It can be detected with a simple blood test and it could change the life of your baby.
High blood sugar: it can come at a cost.
Not only can it be a precursor to the dreaded diabetes for yourself, but there’s more. If you’re pregnant your baby could be the one to suffer.
A study done at Stanford University Medical Center found that women who have high blood sugar in early pregnancy, but who aren’t diabetic, have an increased risk of giving birth to a child who a congenital heart defect.
Apparently, researchers have known for years that women who suffer from diabetes face this risk. Little has been known about babies born to the non-diabetic population, though.

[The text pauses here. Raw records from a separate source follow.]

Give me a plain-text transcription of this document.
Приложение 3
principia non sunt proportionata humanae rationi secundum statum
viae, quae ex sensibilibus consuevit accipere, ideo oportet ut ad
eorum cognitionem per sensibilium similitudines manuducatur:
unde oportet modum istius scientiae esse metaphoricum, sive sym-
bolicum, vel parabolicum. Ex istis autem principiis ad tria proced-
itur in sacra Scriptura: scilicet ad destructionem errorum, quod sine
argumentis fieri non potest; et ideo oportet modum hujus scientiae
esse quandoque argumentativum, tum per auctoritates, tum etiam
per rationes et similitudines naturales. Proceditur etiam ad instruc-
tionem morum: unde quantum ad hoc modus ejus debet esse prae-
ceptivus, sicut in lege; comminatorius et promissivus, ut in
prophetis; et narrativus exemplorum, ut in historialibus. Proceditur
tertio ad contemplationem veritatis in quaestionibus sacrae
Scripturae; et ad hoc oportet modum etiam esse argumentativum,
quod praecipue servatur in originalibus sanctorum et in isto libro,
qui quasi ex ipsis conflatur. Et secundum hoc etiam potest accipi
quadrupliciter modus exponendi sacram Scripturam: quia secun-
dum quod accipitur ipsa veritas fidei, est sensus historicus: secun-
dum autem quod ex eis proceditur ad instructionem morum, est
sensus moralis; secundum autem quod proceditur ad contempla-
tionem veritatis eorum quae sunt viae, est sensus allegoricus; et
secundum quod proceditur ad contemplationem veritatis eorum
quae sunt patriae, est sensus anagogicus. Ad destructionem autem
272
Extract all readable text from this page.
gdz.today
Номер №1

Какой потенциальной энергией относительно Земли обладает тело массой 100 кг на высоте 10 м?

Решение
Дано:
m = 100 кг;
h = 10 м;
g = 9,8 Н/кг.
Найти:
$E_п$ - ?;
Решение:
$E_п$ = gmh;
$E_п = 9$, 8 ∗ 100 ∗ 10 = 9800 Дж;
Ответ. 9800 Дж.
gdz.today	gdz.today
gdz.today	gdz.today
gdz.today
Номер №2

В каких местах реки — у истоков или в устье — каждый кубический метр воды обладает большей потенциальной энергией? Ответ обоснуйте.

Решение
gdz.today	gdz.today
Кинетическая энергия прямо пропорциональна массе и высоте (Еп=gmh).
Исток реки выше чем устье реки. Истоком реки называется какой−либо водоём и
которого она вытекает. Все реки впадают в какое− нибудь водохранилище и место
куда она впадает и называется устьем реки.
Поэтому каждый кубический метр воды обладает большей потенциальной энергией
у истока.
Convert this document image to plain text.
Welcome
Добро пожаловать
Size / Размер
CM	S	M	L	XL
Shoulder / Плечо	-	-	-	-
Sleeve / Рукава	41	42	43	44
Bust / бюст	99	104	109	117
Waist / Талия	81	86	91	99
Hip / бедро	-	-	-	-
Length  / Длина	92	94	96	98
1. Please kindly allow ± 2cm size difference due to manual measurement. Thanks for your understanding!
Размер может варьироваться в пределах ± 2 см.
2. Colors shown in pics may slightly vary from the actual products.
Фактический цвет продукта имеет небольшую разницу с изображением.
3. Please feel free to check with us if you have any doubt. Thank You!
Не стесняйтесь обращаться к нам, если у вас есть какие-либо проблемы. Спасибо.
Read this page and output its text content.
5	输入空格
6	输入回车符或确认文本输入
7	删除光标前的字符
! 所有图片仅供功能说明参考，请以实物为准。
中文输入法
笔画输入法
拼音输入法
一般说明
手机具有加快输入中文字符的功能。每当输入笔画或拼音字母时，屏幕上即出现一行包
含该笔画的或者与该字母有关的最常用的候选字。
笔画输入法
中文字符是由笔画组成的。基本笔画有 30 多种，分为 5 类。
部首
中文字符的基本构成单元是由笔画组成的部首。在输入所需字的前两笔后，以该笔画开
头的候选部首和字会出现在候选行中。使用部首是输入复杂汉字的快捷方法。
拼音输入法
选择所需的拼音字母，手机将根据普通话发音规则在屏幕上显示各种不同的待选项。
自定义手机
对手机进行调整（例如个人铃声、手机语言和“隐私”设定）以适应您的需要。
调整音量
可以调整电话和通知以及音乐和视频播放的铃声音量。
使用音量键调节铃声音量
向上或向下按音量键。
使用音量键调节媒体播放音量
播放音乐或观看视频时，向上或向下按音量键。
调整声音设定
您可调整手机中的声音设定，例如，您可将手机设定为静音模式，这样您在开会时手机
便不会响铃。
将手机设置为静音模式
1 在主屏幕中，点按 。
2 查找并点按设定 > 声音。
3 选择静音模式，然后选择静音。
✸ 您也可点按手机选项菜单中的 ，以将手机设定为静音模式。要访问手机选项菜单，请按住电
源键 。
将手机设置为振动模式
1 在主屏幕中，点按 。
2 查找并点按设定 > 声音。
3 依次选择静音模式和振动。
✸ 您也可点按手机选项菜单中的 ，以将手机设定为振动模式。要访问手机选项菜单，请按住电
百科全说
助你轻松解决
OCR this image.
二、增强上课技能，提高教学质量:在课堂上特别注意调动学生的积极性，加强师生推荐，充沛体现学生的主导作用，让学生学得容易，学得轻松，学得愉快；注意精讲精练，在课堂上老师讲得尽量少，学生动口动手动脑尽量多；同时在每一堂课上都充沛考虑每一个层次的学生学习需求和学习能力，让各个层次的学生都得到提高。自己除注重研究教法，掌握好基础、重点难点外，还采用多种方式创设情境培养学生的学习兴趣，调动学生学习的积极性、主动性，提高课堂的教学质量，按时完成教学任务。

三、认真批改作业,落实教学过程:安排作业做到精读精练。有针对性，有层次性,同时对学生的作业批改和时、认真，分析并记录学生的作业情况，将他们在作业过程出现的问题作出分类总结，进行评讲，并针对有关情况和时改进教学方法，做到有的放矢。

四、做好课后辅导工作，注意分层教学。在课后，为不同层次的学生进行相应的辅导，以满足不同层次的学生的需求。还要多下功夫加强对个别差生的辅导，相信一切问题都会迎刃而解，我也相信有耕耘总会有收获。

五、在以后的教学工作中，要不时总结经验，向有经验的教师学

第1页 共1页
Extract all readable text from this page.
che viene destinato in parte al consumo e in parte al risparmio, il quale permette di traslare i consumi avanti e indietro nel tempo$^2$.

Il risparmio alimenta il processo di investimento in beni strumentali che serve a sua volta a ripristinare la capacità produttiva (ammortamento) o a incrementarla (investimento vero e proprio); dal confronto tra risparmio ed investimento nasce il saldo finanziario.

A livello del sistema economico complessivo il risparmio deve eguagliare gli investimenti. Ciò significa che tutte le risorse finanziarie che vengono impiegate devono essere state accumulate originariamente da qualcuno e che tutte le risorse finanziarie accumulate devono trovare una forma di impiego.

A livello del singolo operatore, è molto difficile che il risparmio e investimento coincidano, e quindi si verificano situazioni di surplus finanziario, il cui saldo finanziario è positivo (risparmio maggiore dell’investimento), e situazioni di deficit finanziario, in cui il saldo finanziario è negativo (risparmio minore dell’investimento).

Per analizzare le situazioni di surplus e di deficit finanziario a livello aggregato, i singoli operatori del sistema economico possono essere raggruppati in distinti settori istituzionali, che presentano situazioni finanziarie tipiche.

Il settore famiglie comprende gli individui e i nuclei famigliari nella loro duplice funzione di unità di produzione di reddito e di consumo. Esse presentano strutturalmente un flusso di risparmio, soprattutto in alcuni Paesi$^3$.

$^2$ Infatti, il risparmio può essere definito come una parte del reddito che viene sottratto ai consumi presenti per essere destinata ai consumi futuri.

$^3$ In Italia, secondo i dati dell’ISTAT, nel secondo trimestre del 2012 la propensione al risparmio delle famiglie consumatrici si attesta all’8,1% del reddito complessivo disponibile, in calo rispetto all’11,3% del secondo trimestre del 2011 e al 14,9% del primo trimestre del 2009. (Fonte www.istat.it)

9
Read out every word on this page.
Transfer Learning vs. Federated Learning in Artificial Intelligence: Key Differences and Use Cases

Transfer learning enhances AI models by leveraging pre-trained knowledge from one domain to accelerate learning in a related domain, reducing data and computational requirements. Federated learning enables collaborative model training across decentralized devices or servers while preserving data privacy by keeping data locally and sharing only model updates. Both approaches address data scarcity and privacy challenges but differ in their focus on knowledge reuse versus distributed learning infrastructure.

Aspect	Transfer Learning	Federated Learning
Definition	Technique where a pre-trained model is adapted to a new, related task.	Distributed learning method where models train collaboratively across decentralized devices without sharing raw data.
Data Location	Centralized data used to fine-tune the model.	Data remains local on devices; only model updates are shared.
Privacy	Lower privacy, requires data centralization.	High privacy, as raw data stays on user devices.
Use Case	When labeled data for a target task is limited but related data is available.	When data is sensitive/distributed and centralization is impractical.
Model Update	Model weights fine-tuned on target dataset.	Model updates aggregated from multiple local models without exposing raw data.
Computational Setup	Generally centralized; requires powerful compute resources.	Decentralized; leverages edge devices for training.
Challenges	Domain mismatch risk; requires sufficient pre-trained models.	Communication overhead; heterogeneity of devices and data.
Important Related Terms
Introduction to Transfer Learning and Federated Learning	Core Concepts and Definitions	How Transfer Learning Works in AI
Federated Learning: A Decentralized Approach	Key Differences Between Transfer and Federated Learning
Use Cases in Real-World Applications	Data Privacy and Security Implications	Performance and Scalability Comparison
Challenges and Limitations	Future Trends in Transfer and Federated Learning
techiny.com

The problem lies in one simple fact. Women who aren’t diabetic don’t routinely have their blood glucose levels tested throughout pregnancy. Normally, one test is done halfway through gestation. By that point the fetal heart has already formed, however. It could be damaged.
“Most women who have a child with congenital heart disease are not diabetic,” said the study’s senior author, James Priest, MD, assistant professor of pediatric cardiology. “We found that in women who don’t already have diabetes or develop diabetes during pregnancy, we can still measure risk for having a child with congenital heart disease by looking at their glucose values during the first trimester of pregnancy.”
The study results showed that the risk of giving birth to a child with a congenital heart defect goes up by 8 percent for every increase of 10 milligrams per deciliter in blood glucose levels in the first few months of pregnancy.
Experts are hoping that the study will result in more blood glucose tests being done at an effective time.
“We could use blood glucose information to select women for whom a screening of the fetal heart could be helpful.” Priest said.
Modern prenatal imaging allows for detailed diagnoses of many congenital heart defects before birth.